Dort siehst du echte Marktbedingungen, keine nachträglich perfekt ausgesuchten Beispiele. Die Trainer zeigen dir, wie sie Fibonacci-Levels mit Support und Resistance, Volumen und News kombinieren, um Wahrscheinlichkeiten einzuschätzen. Du kannst Fragen stellen und direkt sehen, wie sich ein Setup entwickelt, inklusive der Trades, die eben nicht aufgehen.

Gerade für junge Trader, die von Social Media inspiriert wurden, sind solche Sessions Gold wert. Du lernst, Fibonacci Retracement auf TradingView nicht als magische Antwort zu sehen, sondern als Werkzeug im Werkzeugkoffer, das dir im Zusammenspiel mit Risiko-Management und Strategie echte Struktur in dein Trading bringen kann.

Fazit: Pflicht-Tool oder Chart-Esoterik?

Fibonacci Retracement auf TradingView ist kein Zauberspruch, mit dem du jeden Bitcoin-Dip perfekt kaufst oder jede DAX-Spitze genau erwischst. Aber es ist ein extrem verbreitetes Werkzeug, das dir zeigt, wo viele andere Marktteilnehmer möglicherweise hinschauen. Genau das macht es relevant, vor allem in Märkten, die stark von Psychologie und Algorithmen geprägt sind.

Wenn du Fib-Levels mit solider Chartanalyse, klar definiertem Support und Resistance, Volumen und sauberem Risiko-Management kombinierst, hast du ein Setup, das deutlich strukturierter ist als reines Bauchgefühl. Gewinne bleiben trotzdem nie garantiert, Verluste gehören immer dazu, und jede Entscheidung bleibt deine eigene Verantwortung.
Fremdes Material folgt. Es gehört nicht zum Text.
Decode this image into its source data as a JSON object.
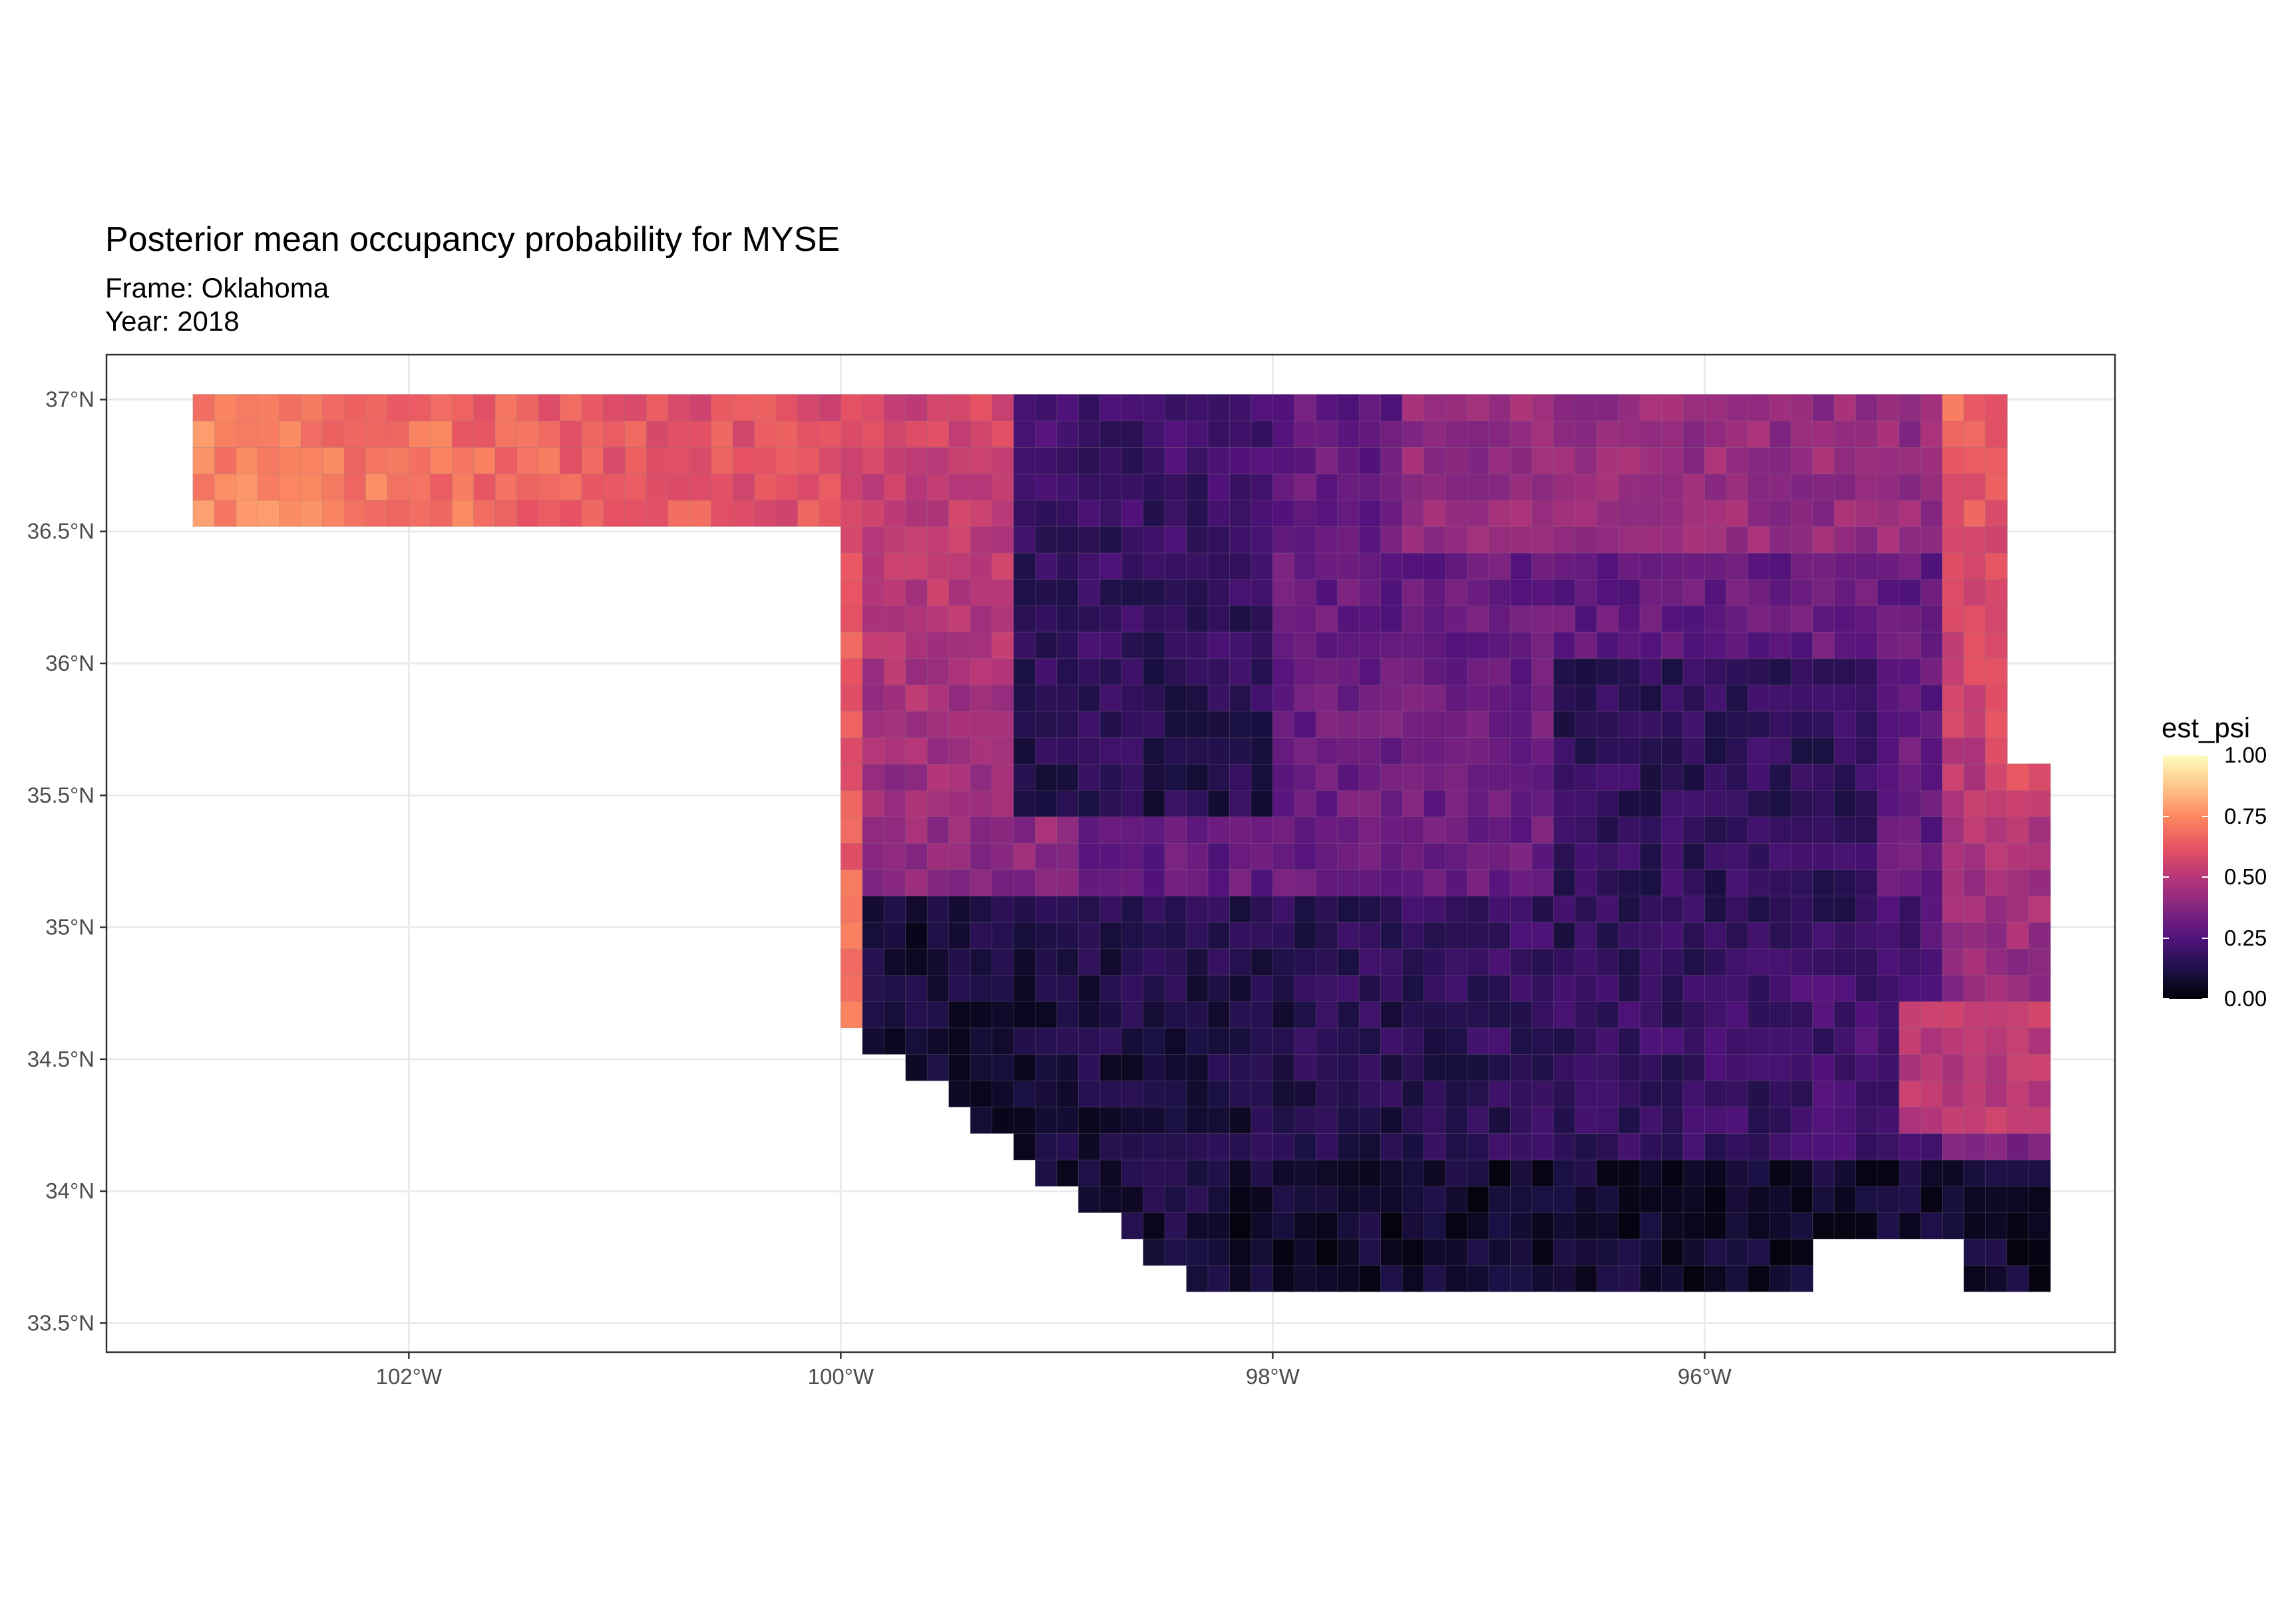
{
  "title": "Posterior mean occupancy probability for MYSE",
  "subtitle": {
    "frame": "Frame: Oklahoma",
    "year": "Year: 2018"
  },
  "map": {
    "x_axis": {
      "ticks": [
        {
          "value": -102,
          "label": "102°W"
        },
        {
          "value": -100,
          "label": "100°W"
        },
        {
          "value": -98,
          "label": "98°W"
        },
        {
          "value": -96,
          "label": "96°W"
        }
      ]
    },
    "y_axis": {
      "ticks": [
        {
          "value": 37.0,
          "label": "37°N"
        },
        {
          "value": 36.5,
          "label": "36.5°N"
        },
        {
          "value": 36.0,
          "label": "36°N"
        },
        {
          "value": 35.5,
          "label": "35.5°N"
        },
        {
          "value": 35.0,
          "label": "35°N"
        },
        {
          "value": 34.5,
          "label": "34.5°N"
        },
        {
          "value": 34.0,
          "label": "34°N"
        },
        {
          "value": 33.5,
          "label": "33.5°N"
        }
      ]
    },
    "xlim": [
      -103.4,
      -94.1
    ],
    "ylim": [
      33.39,
      37.17
    ],
    "grid": true,
    "fill_scale": "magma"
  },
  "legend": {
    "title": "est_psi",
    "labels": [
      {
        "value": 1.0,
        "label": "1.00"
      },
      {
        "value": 0.75,
        "label": "0.75"
      },
      {
        "value": 0.5,
        "label": "0.50"
      },
      {
        "value": 0.25,
        "label": "0.25"
      },
      {
        "value": 0.0,
        "label": "0.00"
      }
    ]
  }
}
Für Trader, die ihr Game professionalisieren wollen, ist Fibonacci Retracement auf TradingView daher eher Pflicht-Tool als Esoterik - vorausgesetzt, du nutzt es bewusst, testest deine Ideen in Ruhe und lässt dich nicht von jedem bunten Screenshot auf Social Media in den nächsten Overleveraged-Trade schieben.